Bu konuda değerli görüşleri olan Ümit Aktaş: "Despotik devletin en önemli sorunu, kendisini güçlendirmek için toplumu sınırlamasıdır. Bu sınırlama ise toplumun farklı açılardan özgürlüklerini, üreticiliklerini, sivil faaliyetlerini, siyasal örgütlenmelerini, bilimsel, düşünsel ve sanatsal yaratıcılıklarını sınırlandırmak anlamına gelir." demektedir. Sınırlandırılan, özgürlükten koparılan her şey;  “evrenselliğini-ahlakiliğini“ yitirmiştir. İslam coğrafyasını yöneten hâkim üst akıl, "ulusal ve milliyetçi" tavır sergilemekte, dolayısı ile "yerel ve milli" kalmak gibi bir zorunluluğa kendini mahkûm etmiş durumdadır.
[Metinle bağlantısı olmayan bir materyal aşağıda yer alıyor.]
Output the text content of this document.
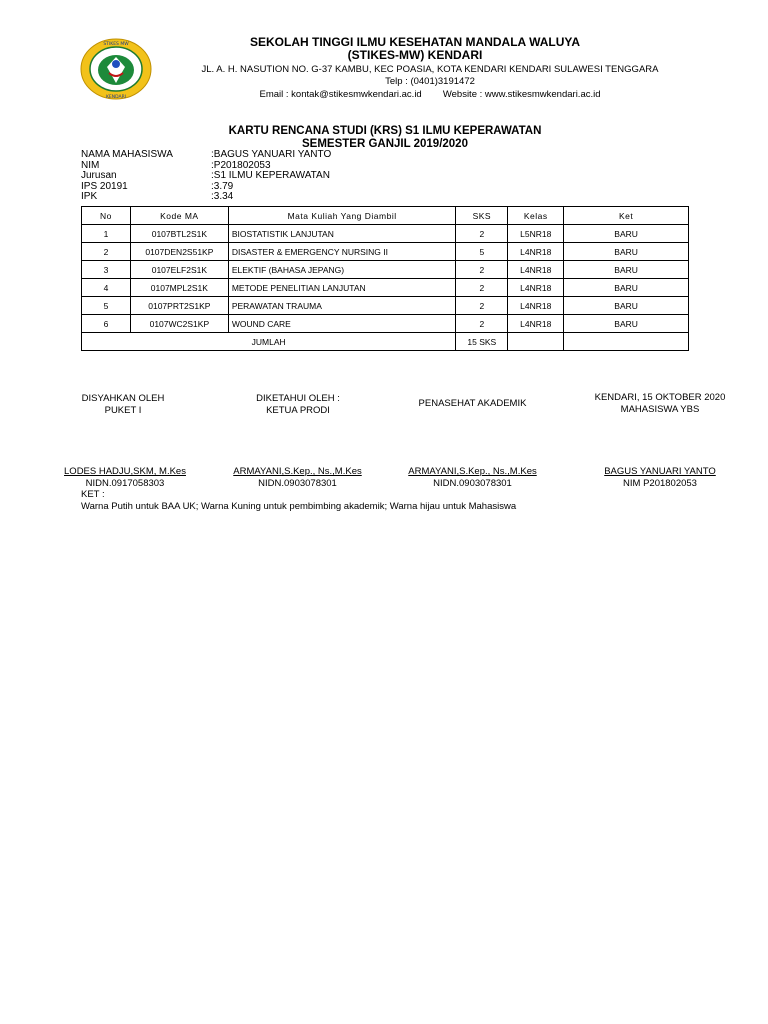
STIKES MW
KENDARI
SEKOLAH TINGGI ILMU KESEHATAN MANDALA WALUYA
(STIKES-MW) KENDARI
JL. A. H. NASUTION NO. G-37 KAMBU, KEC POASIA, KOTA KENDARI KENDARI SULAWESI TENGGARA
Telp : (0401)3191472
Email : kontak@stikesmwkendari.ac.id        Website : www.stikesmwkendari.ac.id
KARTU RENCANA STUDI (KRS) S1 ILMU KEPERAWATAN
SEMESTER GANJIL 2019/2020
NAMA MAHASISWA	:BAGUS YANUARI YANTO
NIM	:P201802053
Jurusan	:S1 ILMU KEPERAWATAN
IPS 20191	:3.79
IPK	:3.34
No	Kode MA	Mata Kuliah Yang Diambil	SKS	Kelas	Ket
1	0107BTL2S1K	BIOSTATISTIK LANJUTAN	2	L5NR18	BARU
2	0107DEN2S51KP	DISASTER & EMERGENCY NURSING II	5	L4NR18	BARU
3	0107ELF2S1K	ELEKTIF (BAHASA JEPANG)	2	L4NR18	BARU
4	0107MPL2S1K	METODE PENELITIAN LANJUTAN	2	L4NR18	BARU
5	0107PRT2S1KP	PERAWATAN TRAUMA	2	L4NR18	BARU
6	0107WC2S1KP	WOUND CARE	2	L4NR18	BARU
JUMLAH			15 SKS		
DISYAHKAN OLEH
PUKET I
DIKETAHUI OLEH :
KETUA PRODI
PENASEHAT AKADEMIK
KENDARI, 15 OKTOBER 2020
MAHASISWA YBS
LODES HADJU,SKM, M.Kes	ARMAYANI,S.Kep., Ns.,M.Kes	ARMAYANI,S.Kep., Ns.,M.Kes	BAGUS YANUARI YANTO
NIDN.0917058303	NIDN.0903078301	NIDN.0903078301	NIM P201802053
KET :
Warna Putih untuk BAA UK; Warna Kuning untuk pembimbing akademik; Warna hijau untuk Mahasiswa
“Balık baştan kokar.” sözü doğrudur. İlk önce güç ve iktidar sahipleri, İlahi kelamın ifadesi ile “Biz bir memleketi helâk etmek istediğimizde, onun refah içinde yaşayan şımarık elebaşlarına (itaati) emrederiz de onlar orada kötülük işlerler. Böylece o memleket hakkındaki hükmümüz gerçekleşir de oranın altını üstüne getiririz.” (İsra-16) tanımladığı zümreler, ilk önce imani-ahlaki olarak çürümeye başlar. Karun mantığının gereği olarak Kasas suresi 78.ayetinde geçen "(Karun) Dedi ki: “Bu (servet ve selahiyet), ancak bende olan bir bilgi (ve beceri) dolayısıyla bana verilmiştir...”  mantığa bürünen iktidar sahipleri ve yandaşları, “yenilenme-değişme-dönüşme”ye antipatilerinden dolayı, bu noktada muhafazakârlığa sığınacaklardır.  Emanet bilinci zamanı gelince "devri" gerektirmektedir. Güç zehirlenmesi, iktidar sevgisi, yönetme arzusu, makam ve mevki aşkı ise "Bizden başkası yapamaz!”  anlayışı hakim kılmaktadır.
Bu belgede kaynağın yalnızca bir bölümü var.